Pedro Páez estudió en las universidades de Belmonte, Alcalá y Coimbra, y sabía hablar varios idiomas. Era la época en la que Portugal y España estaban bajo el poder de Felipe III, y por lo tanto, las colonias portuguesas lo eran también de España. Pedro fue un jesuita que fue destino a Goa (India). Al saber de la necesidad de un reemplazo en Etiopía, se embarcó junto a Antonio de Montserrat y 3 jesuitas más camino de Omán en 1588. Pero fueron primero secuestrados por piratas y luego vendidos a un comerciante de esclavos turco con el que padecieron malaria.
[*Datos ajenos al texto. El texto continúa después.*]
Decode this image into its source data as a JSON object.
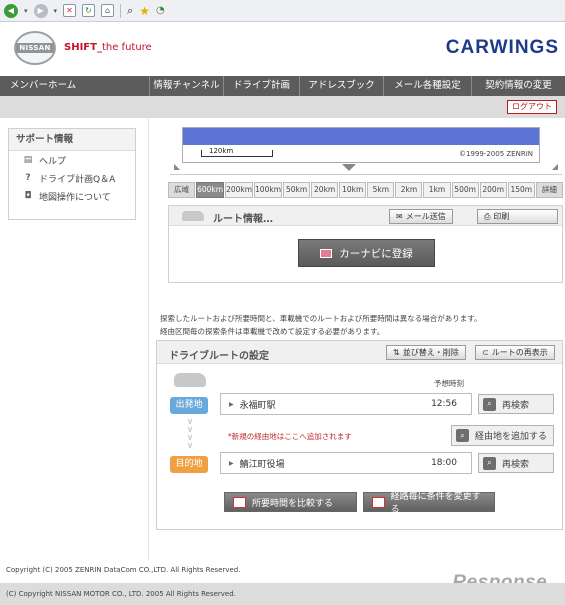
{
  "browser_toolbar": {
    "icons": [
      "back-icon",
      "forward-icon",
      "stop-icon",
      "refresh-icon",
      "home-icon",
      "search-icon",
      "favorites-icon",
      "history-icon"
    ]
  },
  "header": {
    "logo_text": "NISSAN",
    "tagline_shift": "SHIFT_",
    "tagline_rest": "the future",
    "brand": "CARWINGS",
    "brand_color": "#1e3a8a"
  },
  "nav": {
    "items": [
      "メンバーホーム",
      "情報チャンネル",
      "ドライブ計画",
      "アドレスブック",
      "メール各種設定",
      "契約情報の変更"
    ],
    "logout": "ログアウト"
  },
  "sidebar": {
    "title": "サポート情報",
    "items": [
      "ヘルプ",
      "ドライブ計画Q＆A",
      "地図操作について"
    ]
  },
  "map": {
    "scale_label": "120km",
    "copyright": "©1999-2005 ZENRIN"
  },
  "zoom": {
    "levels": [
      "広域",
      "600km",
      "200km",
      "100km",
      "50km",
      "20km",
      "10km",
      "5km",
      "2km",
      "1km",
      "500m",
      "200m",
      "150m",
      "詳細"
    ],
    "selected": "600km"
  },
  "route_info": {
    "title": "ルート情報…",
    "mail_button": "メール送信",
    "print_button": "印刷",
    "navi_button": "カーナビに登録"
  },
  "notes": {
    "line1": "探索したルートおよび所要時間と、車載機でのルートおよび所要時間は異なる場合があります。",
    "line2": "経由区間毎の探索条件は車載機で改めて設定する必要があります。"
  },
  "drive_route": {
    "title": "ドライブルートの設定",
    "sort_button": "並び替え・削除",
    "redisplay_button": "ルートの再表示",
    "eta_label": "予想時刻",
    "start_tag": "出発地",
    "start_name": "永福町駅",
    "start_time": "12:56",
    "search_label": "再検索",
    "via_note": "*新規の経由地はここへ追加されます",
    "add_via": "経由地を追加する",
    "dest_tag": "目的地",
    "dest_name": "鯖江町役場",
    "dest_time": "18:00",
    "compare_button": "所要時間を比較する",
    "change_button": "経路毎に条件を変更する"
  },
  "footer": {
    "copyright1": "Copyright (C) 2005 ZENRIN DataCom CO.,LTD. All Rights Reserved.",
    "copyright2": "(C) Copyright NISSAN MOTOR CO., LTD. 2005 All Rights Reserved.",
    "watermark": "Response."
  }
}
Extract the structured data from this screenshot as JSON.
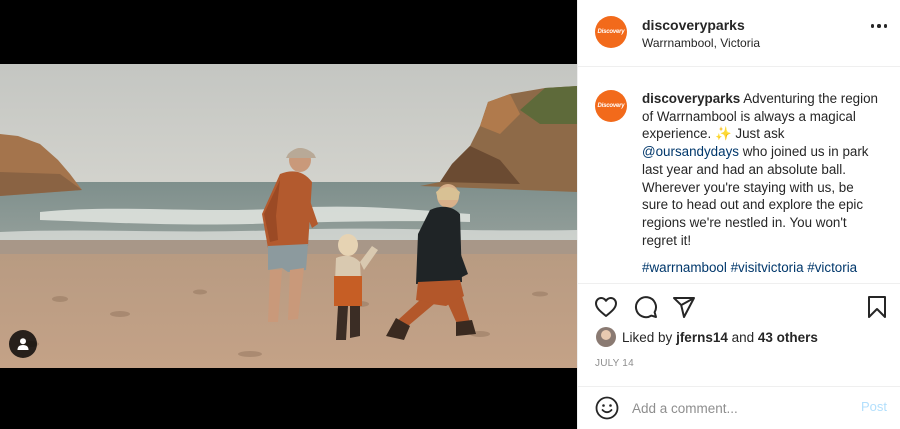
{
  "account": {
    "username": "discoveryparks",
    "location": "Warrnambool, Victoria",
    "avatar_text": "Discovery",
    "brand_color": "#f26a1b"
  },
  "caption": {
    "username": "discoveryparks",
    "text_1": "Adventuring the region of Warrnambool is always a magical experience.",
    "emoji": "✨",
    "text_2": "Just ask",
    "mention": "@oursandydays",
    "text_3": "who joined us in park last year and had an absolute ball. Wherever you're staying with us, be sure to head out and explore the epic regions we're nestled in. You won't regret it!",
    "hashtags": [
      "#warrnambool",
      "#visitvictoria",
      "#victoria"
    ]
  },
  "actions": {
    "like_icon": "heart-icon",
    "comment_icon": "comment-icon",
    "share_icon": "paper-plane-icon",
    "save_icon": "bookmark-icon"
  },
  "likes": {
    "prefix": "Liked by",
    "user": "jferns14",
    "conjunction": "and",
    "others": "43 others"
  },
  "date": "JULY 14",
  "comment_box": {
    "placeholder": "Add a comment...",
    "post_label": "Post"
  }
}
Tras una tormenta perdieron sus turbantes y al descubrir que eran cristianos les acusaron de espías. Les llevaron ante el jeque de Yemen y es por ello que también fue el primer europeo en atravesar en las peores condiciones y a pie los desiertos de Hadramaut (su nombre significa recinto mortal) y Rub al-Jali de la península Arábiga. Ningún occidental volvería aquí hasta 1931. Estuvo como galeote, es decir, en galeras, hasta que su ausencia llegó a oídos de la Corona y Felipe II pagó su rescate en 1595.

En 1603 decidió insistir y esta vez zarpó solo, llegando por fin a Etiopía. Allí convirtió al cristianismo al emperador Da Zengel, y posteriormente a su sucesor Suisinos Segued III. Este le dio a probar una extraña bebida, siendo así el primer europeo en probar el café. En cierta visita que Pedro Páez hizo a uno de los territorios bajo el mando de Suisinos es cuando descubrió las Fuentes del Nilo Azul, cerca del Lago Tana. Él no era explorador, pero su formación le permitió reconocer un hecho tan importante que así lo dejó reflejado en su obra de 1.100 páginas «Historia de Etiopia». Se hicieron 2 copias, una conservada en Portugal, y editada sin mucho éxito durante la 2ª Guerra Mundial y otra en el Vaticano. Es alucinante, pero su obra se ha publicado y dado a conocer en España en 2014, es decir, antes de ayer.